Durante dois anos, enquanto o restô e o sonho duraram, esta torta congelada foi minha sobremesa diária. Me lembro de adoçar a vida assim, na paisagem dura e definitivamente salgada, com tempestades de ventos de até 200 km/h, que traziam o sal do mar para dentro de nossas casas, do restaurante. Foi o período da minha vida mais salgado, mas também o momento em que mais comi tatins.

segunda-feira, 13 de junho de 2011

As Maçãs


Nunca fui com apreciador de frutas cruas, devo admitir.
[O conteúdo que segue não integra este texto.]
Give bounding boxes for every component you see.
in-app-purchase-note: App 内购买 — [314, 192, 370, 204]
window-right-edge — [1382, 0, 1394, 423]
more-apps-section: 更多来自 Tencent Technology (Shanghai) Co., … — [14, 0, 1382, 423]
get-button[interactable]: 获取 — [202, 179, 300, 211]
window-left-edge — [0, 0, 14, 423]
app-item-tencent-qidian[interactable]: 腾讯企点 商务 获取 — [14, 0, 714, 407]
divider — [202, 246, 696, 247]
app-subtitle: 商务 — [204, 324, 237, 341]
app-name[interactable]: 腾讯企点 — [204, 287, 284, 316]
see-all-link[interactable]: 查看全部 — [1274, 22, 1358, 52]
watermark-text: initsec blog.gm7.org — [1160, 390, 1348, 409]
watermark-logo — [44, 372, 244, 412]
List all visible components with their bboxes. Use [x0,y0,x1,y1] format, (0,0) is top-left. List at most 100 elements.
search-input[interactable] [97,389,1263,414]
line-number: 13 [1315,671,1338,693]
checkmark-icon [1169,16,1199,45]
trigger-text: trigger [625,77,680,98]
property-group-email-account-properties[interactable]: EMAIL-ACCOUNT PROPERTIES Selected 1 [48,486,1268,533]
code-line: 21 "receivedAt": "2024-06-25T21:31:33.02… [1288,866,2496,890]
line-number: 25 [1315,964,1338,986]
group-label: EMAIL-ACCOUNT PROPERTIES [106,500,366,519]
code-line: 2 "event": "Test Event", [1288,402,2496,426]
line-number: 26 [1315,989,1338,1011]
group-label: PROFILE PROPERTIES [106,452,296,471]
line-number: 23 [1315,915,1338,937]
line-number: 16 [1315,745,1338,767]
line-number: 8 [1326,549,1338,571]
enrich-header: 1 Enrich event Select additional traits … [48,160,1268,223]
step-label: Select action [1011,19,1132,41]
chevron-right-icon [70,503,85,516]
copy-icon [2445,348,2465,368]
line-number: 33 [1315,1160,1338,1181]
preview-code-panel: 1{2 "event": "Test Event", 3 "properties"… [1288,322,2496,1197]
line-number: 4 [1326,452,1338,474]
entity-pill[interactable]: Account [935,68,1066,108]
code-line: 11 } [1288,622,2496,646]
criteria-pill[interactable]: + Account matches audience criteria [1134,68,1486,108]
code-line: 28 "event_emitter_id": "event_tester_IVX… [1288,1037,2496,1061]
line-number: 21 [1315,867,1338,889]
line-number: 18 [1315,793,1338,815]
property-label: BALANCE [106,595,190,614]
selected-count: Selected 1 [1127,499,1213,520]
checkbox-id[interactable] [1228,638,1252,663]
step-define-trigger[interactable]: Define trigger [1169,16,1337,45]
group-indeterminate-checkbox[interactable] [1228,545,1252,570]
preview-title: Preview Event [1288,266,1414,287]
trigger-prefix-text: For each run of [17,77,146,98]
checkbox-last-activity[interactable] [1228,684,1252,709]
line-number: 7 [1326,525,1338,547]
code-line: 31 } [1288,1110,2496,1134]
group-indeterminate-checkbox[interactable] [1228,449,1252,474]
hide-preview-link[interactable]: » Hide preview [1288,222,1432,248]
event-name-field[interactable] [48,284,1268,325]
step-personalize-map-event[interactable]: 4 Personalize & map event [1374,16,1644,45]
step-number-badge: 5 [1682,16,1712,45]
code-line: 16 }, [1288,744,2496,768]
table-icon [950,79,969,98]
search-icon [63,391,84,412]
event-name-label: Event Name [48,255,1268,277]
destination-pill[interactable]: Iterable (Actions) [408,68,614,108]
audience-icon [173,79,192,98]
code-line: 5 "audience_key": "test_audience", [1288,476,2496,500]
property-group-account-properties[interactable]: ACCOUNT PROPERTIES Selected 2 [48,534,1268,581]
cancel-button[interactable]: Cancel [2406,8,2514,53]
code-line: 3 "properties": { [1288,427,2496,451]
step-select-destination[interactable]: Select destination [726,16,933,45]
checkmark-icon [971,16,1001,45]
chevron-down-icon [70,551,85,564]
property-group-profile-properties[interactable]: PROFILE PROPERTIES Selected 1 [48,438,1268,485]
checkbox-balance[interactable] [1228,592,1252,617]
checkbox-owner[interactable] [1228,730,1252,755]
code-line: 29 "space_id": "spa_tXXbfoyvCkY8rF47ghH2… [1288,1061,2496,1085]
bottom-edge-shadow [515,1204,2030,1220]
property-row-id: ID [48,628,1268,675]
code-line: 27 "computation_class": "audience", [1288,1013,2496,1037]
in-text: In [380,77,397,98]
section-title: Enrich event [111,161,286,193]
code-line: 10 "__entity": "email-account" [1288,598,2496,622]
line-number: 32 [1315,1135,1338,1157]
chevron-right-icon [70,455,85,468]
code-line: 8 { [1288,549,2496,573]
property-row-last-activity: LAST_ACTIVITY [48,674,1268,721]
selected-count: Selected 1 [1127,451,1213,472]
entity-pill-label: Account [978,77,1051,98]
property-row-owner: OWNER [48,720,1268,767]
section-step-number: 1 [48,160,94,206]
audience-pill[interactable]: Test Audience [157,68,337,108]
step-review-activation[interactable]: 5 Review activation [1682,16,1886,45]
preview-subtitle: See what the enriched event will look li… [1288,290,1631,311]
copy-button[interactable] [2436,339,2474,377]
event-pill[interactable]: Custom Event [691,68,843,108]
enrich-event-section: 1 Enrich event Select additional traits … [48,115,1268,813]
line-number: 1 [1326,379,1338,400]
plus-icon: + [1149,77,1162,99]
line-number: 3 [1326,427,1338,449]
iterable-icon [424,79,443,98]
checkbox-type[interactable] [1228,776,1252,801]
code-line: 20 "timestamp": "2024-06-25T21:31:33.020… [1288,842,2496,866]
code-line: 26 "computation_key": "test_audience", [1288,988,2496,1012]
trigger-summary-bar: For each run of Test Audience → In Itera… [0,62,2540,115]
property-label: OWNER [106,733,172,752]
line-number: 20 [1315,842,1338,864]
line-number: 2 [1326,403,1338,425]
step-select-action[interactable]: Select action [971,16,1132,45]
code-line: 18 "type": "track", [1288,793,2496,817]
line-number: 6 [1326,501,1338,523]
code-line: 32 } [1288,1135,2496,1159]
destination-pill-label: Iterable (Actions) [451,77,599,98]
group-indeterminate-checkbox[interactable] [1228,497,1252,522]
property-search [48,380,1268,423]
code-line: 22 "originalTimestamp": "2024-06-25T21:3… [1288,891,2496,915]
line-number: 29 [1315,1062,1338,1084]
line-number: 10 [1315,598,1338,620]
Se hoje compro algumas na feira, devo isso à Jane Grigson, autora de “O Livro das Frutas” (Companhia das letras), um livro essencial.
Comprei dois volumes em 2002, um para mim e um de presente para uma amiga. Me lembro que, quando me mudei para a França, no fim do mesmo ano, enfiei o volume na mala e ele foi uma boa companhia por um ano, até que conseguisse ler livros em francês.
A obra funciona como uma visita guiada a um pomar, à uma feira ou mesmo às gôndolas de um supermercado. Cada fruto é experimentado de diferentes maneiras - ao natural, em forma de sobremesas sofisticadas, compotas. A autora apresenta as receitas de forma didática, elegante e generosa, falando inclusive dos tipos variados de frutas.
Foi neste volume que aprendi que a maçã sempre foi um alimento importante nos países de clima frio, onde a macieira é uma cultivada há centenas de anos. Trata-se da fruta, com exceção dos cítricos, que é conservada durante mais tempo, conservando seu valor nutritivo.
As maçãs de inverno, colhidas no final do outono e guardadas em câmaras ou armazéns quase congeladas, têm sido um alimento muito usado na Ásia, Europa e nos Estados Unidos.
As maçãs Gala e Fuji representam em torno de 90% das áreas plantadas, no planeta. Há ainda a Eva, a Golden Delicious, a Brasil, a Anna, a Condessa, a Catarina,  a Granny Smith (a verde).
 A Eva e a Anna não necessitam de clima temperado. Podem ser plantadas em regiões mais quentes. A Gala tem sido substituída por clones de coloração mais vermelha, como a Royal Gala e Galaxy.
A Fuji e seus clones Fuji Suprema e Kiku são frutos mais avermelhados, de sabor doce. São as mais suculentas.
Há ainda as maçãs Imperatriz, Daiane, Baronesa, Joaquina, sendo que esta última é resistente a uma espécie de sarna, fungo que ataca folhas e frutos da macieira.
Muitas receitas especificam que a torta deve ser feita com a maçã verde, que é um pouco mais azedinha. Eu a faço com o fruto que tiver em casa, no dia. O tipo de maçã influencia no sabor da sobremesa, mas não é um componente tão essencial.
Prefiro usar maçãs grandes e bem maduras, desde que elas não estejam machucadas, para que a torta fique bonita e as maçãs reluzentes.  Mas já fiz uma torta com maçãs machucadas, super maduras – as únicas que tinha na fruteira. A torta ficou boa, bem doce, apesar de aparentar pontos escuros depois de tirada da forma.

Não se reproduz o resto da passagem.